Web Crawling Workflow
- A client submits a crawling request to the system via an API endpoint (e.g.,
POST api/v1/crawl/start
). The request includes the seed URLs, the desired depth for crawling, and an optional schedule for recurring crawls. - The [Crawler Scheduler] validates the request and places crawling tasks into appropriate queues. For example, high-priority tasks are placed in a priority queue, while scheduled tasks are placed in a regular queue.
- The [Crawler Worker] fetches tasks from the queue, retrieves the
robots.txt
file for each domain (if accessing it for the first time), and adheres to the domain-specific politeness rules specified in the file. - The [Crawler Worker] downloads the HTML content of the URLs and stores it in S3. It then enqueues a message in the parsing queue to process the downloaded content.
Content Processing Workflow
Before we start, let’s see what needs to be done in this “web crawler” case.
- Request IP for the given URL/domain from local/configured DNS server;
- Fetch/download HTML from target web server using IP;
- Extract text data from the HTML or optionally render dynamic content;
- Store extracted text data into S3 files;
- Put any new linked URLs (extracted from text) to queue for further crawling.
Here is the workflow after adopting above “pipeline processing” approach.
- [Stage 1] [Crawler worker]
- polls crawling messages off from crawling queue and queries the local/configured DNS server to get IP for a given URL.

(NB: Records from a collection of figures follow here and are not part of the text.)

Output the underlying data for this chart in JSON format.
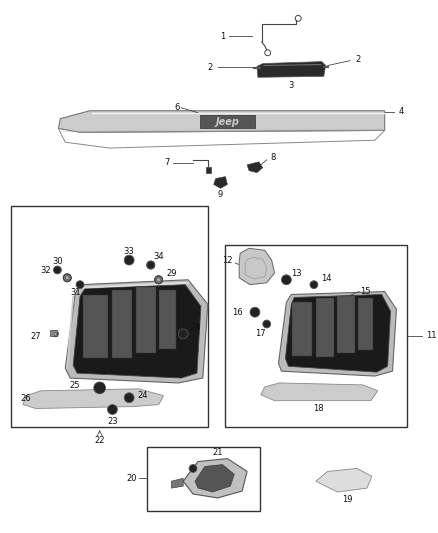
{
  "bg_color": "#ffffff",
  "fig_width": 4.38,
  "fig_height": 5.33,
  "dpi": 100,
  "label_fs": 6.0,
  "line_color": "#444444",
  "dark_fill": "#2a2a2a",
  "grey_fill": "#aaaaaa",
  "light_fill": "#dddddd",
  "mid_fill": "#666666"
}
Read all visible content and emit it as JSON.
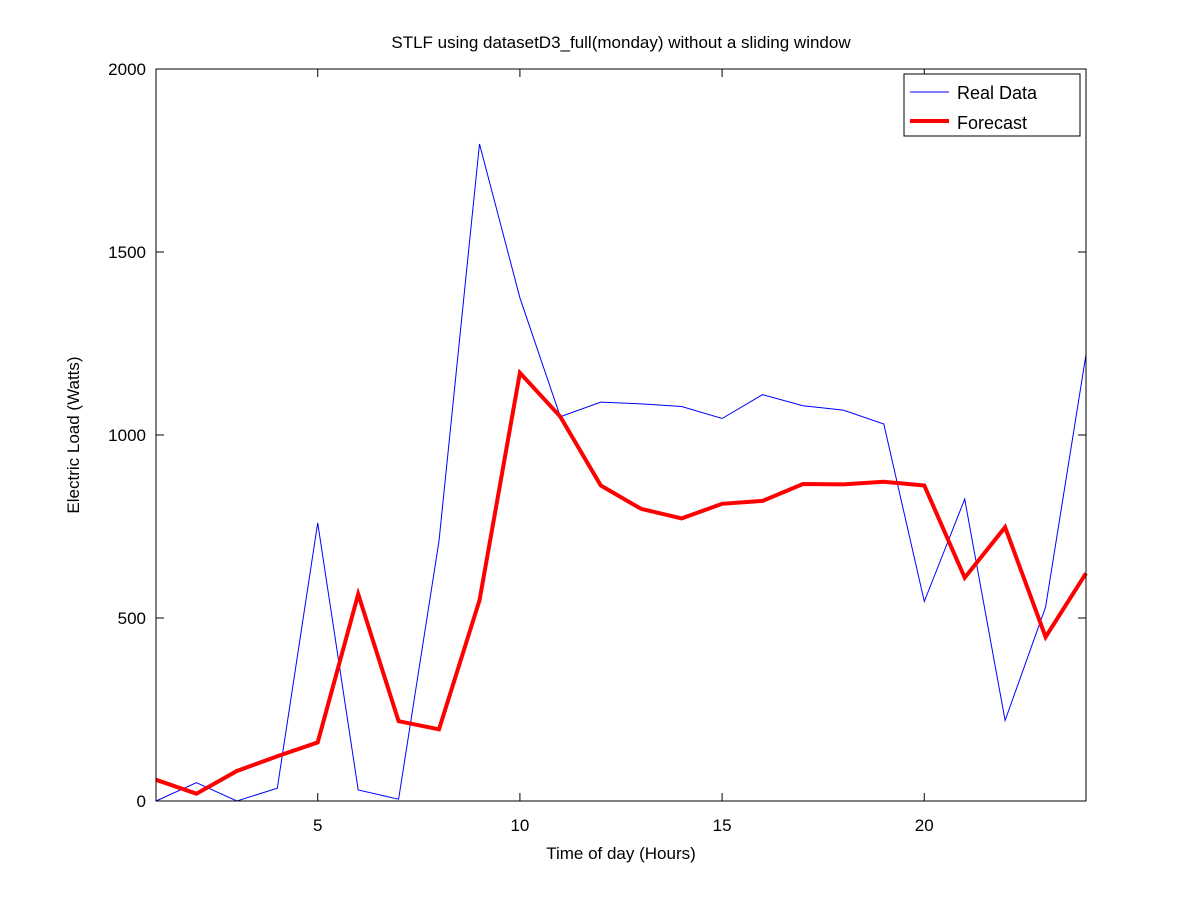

- downloads the HTML pages from the external web server and stores HTML page in S3 and then publishes parsing request message into parsing queue.
- [Stage 2] [Parsing worker]
- retrieves messages from the parsing queue and reads the corresponding HTML content from S3.

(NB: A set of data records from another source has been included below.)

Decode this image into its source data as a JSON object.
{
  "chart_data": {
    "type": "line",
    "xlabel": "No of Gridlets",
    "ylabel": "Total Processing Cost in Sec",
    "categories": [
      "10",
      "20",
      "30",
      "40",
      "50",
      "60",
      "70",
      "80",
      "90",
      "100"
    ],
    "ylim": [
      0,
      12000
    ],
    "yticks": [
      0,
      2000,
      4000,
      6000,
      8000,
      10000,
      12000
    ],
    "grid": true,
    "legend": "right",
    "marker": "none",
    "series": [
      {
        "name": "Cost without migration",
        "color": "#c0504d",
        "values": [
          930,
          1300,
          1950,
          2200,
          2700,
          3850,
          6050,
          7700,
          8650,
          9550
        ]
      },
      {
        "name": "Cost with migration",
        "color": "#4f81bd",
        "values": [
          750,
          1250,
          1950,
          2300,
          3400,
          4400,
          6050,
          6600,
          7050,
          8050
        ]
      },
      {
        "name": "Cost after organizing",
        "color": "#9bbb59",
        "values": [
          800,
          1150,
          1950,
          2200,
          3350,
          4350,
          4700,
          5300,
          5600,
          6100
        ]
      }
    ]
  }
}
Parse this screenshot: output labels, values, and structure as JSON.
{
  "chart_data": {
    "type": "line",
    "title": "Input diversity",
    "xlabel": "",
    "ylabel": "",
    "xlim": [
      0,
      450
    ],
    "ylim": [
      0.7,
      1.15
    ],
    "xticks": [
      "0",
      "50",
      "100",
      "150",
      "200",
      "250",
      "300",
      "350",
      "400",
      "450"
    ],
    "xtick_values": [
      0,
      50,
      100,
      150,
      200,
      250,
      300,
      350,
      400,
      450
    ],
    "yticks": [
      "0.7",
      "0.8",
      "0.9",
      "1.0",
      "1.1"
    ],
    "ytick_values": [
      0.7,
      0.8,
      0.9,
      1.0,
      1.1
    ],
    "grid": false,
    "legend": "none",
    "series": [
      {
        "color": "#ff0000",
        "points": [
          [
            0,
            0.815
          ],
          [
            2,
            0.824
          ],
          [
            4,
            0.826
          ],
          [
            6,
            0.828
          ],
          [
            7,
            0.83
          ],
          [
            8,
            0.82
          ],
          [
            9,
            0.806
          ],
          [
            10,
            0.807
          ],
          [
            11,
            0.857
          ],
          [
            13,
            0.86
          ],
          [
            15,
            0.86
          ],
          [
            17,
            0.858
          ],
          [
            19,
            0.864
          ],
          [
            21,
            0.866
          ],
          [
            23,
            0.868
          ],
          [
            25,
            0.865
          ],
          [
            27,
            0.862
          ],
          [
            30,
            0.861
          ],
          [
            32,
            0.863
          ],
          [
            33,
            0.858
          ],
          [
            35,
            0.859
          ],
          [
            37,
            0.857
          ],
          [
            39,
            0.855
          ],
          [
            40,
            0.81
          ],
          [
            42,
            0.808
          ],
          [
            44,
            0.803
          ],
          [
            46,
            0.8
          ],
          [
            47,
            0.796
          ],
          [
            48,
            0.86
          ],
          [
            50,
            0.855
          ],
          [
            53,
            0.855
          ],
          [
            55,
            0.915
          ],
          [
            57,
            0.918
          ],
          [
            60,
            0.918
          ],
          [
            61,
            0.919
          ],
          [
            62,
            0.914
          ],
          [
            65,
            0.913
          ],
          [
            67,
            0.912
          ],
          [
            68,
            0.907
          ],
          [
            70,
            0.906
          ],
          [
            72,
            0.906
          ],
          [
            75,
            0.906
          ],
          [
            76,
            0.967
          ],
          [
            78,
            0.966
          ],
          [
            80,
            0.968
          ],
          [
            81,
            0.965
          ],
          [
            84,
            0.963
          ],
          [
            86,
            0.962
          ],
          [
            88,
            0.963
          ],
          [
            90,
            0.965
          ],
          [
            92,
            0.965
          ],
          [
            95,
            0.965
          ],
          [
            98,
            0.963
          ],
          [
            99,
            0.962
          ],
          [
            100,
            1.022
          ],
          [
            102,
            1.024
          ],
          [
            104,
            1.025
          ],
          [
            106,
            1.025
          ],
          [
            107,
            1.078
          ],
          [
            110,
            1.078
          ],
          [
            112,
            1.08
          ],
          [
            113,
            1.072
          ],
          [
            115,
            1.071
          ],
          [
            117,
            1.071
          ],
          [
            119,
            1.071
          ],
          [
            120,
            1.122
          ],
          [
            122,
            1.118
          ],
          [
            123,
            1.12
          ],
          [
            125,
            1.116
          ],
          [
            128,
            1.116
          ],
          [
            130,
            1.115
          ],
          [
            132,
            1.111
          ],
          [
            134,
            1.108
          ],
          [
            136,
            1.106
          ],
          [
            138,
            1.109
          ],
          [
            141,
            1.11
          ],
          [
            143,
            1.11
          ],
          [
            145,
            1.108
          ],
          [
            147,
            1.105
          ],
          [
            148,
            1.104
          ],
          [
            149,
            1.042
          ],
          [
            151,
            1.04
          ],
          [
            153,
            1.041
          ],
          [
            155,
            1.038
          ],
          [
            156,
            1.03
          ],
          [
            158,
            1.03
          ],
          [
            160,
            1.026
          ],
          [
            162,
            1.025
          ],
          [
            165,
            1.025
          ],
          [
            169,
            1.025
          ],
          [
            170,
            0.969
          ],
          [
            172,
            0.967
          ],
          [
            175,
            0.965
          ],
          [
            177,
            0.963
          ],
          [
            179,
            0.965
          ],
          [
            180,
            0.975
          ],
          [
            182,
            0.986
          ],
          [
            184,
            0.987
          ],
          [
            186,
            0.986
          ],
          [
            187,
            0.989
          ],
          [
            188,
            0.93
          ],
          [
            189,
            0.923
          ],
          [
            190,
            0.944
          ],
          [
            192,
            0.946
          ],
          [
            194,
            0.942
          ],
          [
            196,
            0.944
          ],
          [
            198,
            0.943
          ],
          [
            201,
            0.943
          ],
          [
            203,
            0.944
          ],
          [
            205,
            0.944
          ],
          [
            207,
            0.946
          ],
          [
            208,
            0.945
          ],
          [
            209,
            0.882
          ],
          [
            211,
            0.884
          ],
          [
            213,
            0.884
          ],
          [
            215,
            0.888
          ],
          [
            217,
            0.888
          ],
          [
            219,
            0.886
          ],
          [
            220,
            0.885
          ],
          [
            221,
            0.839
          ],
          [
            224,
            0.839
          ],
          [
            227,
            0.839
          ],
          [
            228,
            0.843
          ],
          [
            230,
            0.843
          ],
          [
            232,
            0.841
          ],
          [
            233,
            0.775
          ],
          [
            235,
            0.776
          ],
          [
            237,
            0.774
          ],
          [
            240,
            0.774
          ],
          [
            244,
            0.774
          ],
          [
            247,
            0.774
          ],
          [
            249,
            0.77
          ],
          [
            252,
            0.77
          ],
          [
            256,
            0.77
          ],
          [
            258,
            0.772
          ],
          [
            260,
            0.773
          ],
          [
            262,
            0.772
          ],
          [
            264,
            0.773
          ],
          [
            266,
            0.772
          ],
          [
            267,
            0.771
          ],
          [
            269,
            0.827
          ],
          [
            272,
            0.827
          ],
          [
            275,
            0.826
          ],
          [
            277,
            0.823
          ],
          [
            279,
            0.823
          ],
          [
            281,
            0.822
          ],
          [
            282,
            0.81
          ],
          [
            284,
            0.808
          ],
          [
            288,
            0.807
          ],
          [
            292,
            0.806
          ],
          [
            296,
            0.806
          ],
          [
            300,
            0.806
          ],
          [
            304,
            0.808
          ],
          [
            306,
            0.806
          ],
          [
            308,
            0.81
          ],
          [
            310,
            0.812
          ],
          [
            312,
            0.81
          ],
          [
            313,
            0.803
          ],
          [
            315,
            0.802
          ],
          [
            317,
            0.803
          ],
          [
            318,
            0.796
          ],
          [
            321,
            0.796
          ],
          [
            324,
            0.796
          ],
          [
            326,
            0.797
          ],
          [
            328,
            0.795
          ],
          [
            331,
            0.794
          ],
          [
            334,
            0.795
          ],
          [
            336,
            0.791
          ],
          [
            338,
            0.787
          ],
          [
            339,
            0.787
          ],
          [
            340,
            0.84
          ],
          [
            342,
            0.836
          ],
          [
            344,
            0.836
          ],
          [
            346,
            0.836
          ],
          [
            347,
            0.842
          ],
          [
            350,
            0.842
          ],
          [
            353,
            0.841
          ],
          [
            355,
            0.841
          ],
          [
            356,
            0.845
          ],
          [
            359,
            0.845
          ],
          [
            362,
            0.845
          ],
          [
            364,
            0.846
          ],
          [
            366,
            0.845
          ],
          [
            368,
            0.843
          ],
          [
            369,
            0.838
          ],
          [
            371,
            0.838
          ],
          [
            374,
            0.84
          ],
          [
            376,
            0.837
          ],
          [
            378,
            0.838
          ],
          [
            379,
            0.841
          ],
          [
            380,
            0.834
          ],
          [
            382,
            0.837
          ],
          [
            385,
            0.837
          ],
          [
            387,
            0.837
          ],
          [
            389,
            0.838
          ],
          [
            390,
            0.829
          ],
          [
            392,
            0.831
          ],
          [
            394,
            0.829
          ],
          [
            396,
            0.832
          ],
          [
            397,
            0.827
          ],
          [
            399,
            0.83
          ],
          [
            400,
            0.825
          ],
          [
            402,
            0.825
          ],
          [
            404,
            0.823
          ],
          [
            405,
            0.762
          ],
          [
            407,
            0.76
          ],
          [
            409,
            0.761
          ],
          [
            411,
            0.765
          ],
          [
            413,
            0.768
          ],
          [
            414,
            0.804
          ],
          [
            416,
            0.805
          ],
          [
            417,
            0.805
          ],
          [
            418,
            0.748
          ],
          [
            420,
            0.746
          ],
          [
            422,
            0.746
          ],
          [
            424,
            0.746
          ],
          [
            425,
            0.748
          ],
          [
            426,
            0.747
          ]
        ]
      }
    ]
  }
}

- extracts text data from the HTML, identifies new URLs embedded in the content, and adds these URLs to the crawling queue for further exploration.
Storage
- A Database to store metadata about URLs and domains;
- S3 for saving raw HTML and extracted content.
- An optional Redis cache to store DNS lookups and deduplication hashes for faster processing.
Deep Dive
Handle failures gracefully and resume crawling without losing progress
- Adopt pipeline processing approach and only retry specific stage. Break the crawling workflow into two stages. One for fetching HTML and one for processing HTML. Pipeline processing allows us to isolate failures to a single retry-able stage without losing all previous progress. Also, it allows us to scale and/or optimize each stage independently.

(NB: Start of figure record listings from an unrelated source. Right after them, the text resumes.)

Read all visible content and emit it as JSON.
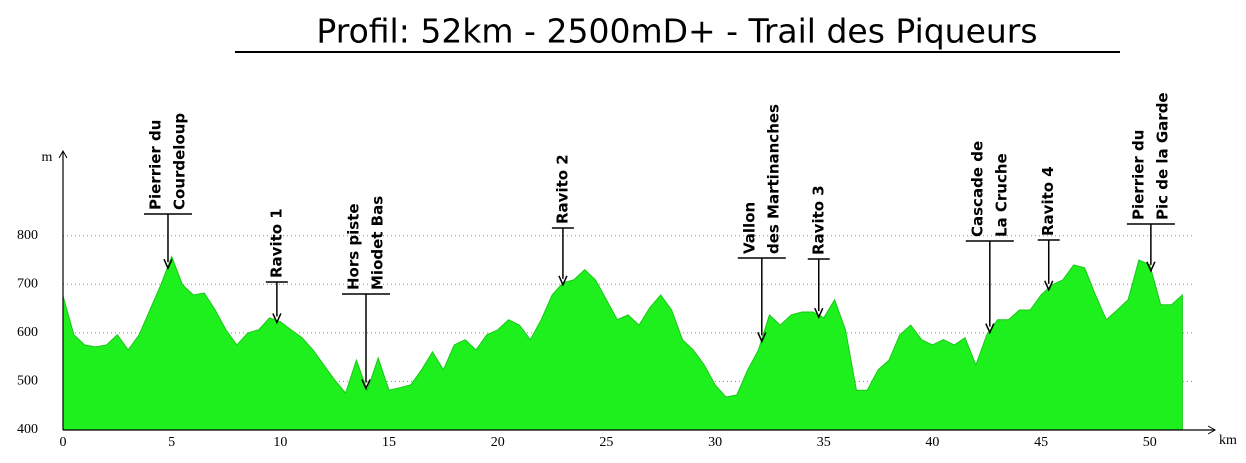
{
  "chart_data": {
    "type": "area",
    "title": "Profil: 52km - 2500mD+ - Trail des Piqueurs",
    "y_label": "m",
    "x_label": "km",
    "color": "#1ef01e",
    "xlim": [
      0,
      53
    ],
    "ylim": [
      400,
      960
    ],
    "xticks": [
      0,
      5,
      10,
      15,
      20,
      25,
      30,
      35,
      40,
      45,
      50
    ],
    "yticks": [
      400,
      500,
      600,
      700,
      800
    ],
    "grid": true,
    "x": [
      0,
      0.5,
      1,
      1.5,
      2,
      2.5,
      3,
      3.5,
      4,
      4.5,
      5,
      5.5,
      6,
      6.5,
      7,
      7.5,
      8,
      8.5,
      9,
      9.5,
      10,
      10.5,
      11,
      11.5,
      12,
      12.5,
      13,
      13.5,
      14,
      14.5,
      15,
      15.5,
      16,
      16.5,
      17,
      17.5,
      18,
      18.5,
      19,
      19.5,
      20,
      20.5,
      21,
      21.5,
      22,
      22.5,
      23,
      23.5,
      24,
      24.5,
      25,
      25.5,
      26,
      26.5,
      27,
      27.5,
      28,
      28.5,
      29,
      29.5,
      30,
      30.5,
      31,
      31.5,
      32,
      32.5,
      33,
      33.5,
      34,
      34.5,
      35,
      35.5,
      36,
      36.5,
      37,
      37.5,
      38,
      38.5,
      39,
      39.5,
      40,
      40.5,
      41,
      41.5,
      42,
      42.5,
      43,
      43.5,
      44,
      44.5,
      45,
      45.5,
      46,
      46.5,
      47,
      47.5,
      48,
      48.5,
      49,
      49.5,
      50,
      50.5,
      51,
      51.5
    ],
    "values": [
      676,
      596,
      575,
      571,
      575,
      596,
      565,
      596,
      647,
      699,
      757,
      699,
      678,
      682,
      647,
      606,
      575,
      600,
      606,
      631,
      623,
      606,
      590,
      565,
      534,
      503,
      476,
      544,
      482,
      548,
      482,
      487,
      493,
      524,
      561,
      524,
      575,
      586,
      565,
      596,
      606,
      627,
      616,
      586,
      627,
      678,
      703,
      709,
      730,
      709,
      668,
      627,
      637,
      616,
      652,
      678,
      647,
      586,
      565,
      534,
      493,
      468,
      472,
      524,
      565,
      637,
      616,
      637,
      643,
      643,
      631,
      668,
      606,
      482,
      482,
      524,
      544,
      596,
      616,
      586,
      575,
      586,
      575,
      590,
      534,
      596,
      627,
      627,
      647,
      647,
      678,
      699,
      709,
      740,
      734,
      678,
      627,
      647,
      668,
      750,
      740,
      658,
      658,
      678
    ],
    "annotations": [
      {
        "lines": [
          "Pierrier du",
          "Courdeloup"
        ],
        "x": 4.83,
        "color": "#000000"
      },
      {
        "lines": [
          "Ravito 1"
        ],
        "x": 9.84,
        "color": "#d01818"
      },
      {
        "lines": [
          "Hors piste",
          "Miodet Bas"
        ],
        "x": 13.94,
        "color": "#000000"
      },
      {
        "lines": [
          "Ravito 2"
        ],
        "x": 23.0,
        "color": "#d01818"
      },
      {
        "lines": [
          "Vallon",
          "des Martinanches"
        ],
        "x": 32.15,
        "color": "#000000"
      },
      {
        "lines": [
          "Ravito 3"
        ],
        "x": 34.77,
        "color": "#d01818"
      },
      {
        "lines": [
          "Cascade de",
          "La Cruche"
        ],
        "x": 42.64,
        "color": "#000000"
      },
      {
        "lines": [
          "Ravito 4"
        ],
        "x": 45.35,
        "color": "#d01818"
      },
      {
        "lines": [
          "Pierrier du",
          "Pic de la Garde"
        ],
        "x": 50.05,
        "color": "#000000"
      }
    ]
  }
}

- Retry. Implement exponential backoff retry with a max retry. When crawler worker fails (due to network outage or remote web server unavailable), it updates database by setting URL status to failed. [Crawler Scheduler] schedules a retry based on [1] last_crawler_time and [2] max_retry and puts a new message into crawling queue.
Ensure politeness and not overloading web servers
- The first time when crawling a given domain, crawler worker pulls
robots.text
file and persist requirements into DB (i.e: disallowed domains, frequency, user-agent etc) - [Crawler scheduler] can adhere to all requirements when scheduling subsequent crawling requests.
Make crawler efficient and be able to handle 10 B pages in X days
- Scale up crawler works horizontally based on queue status/metrics (e.g:[1]
ApproximateNumberOfMessagesVisible
and [2]MessageAge
) - Dynamically scale up the parser worker (to ensure it can keep pace with crawler);
- Cache DNS results in Redis or employ multiple DNS providers;
- Use
simhash
to avoid parsing same HTML page. Hash the content of the page and store it in the DB (URL metadata); When we fetch new URL, we hash the content and compare it to the hashes in the DB. If we find a match, we skip the page. To make the look-up fast, we can build index on hash column. - Use a
max_depth
field to control max depth to avoid crawler traps.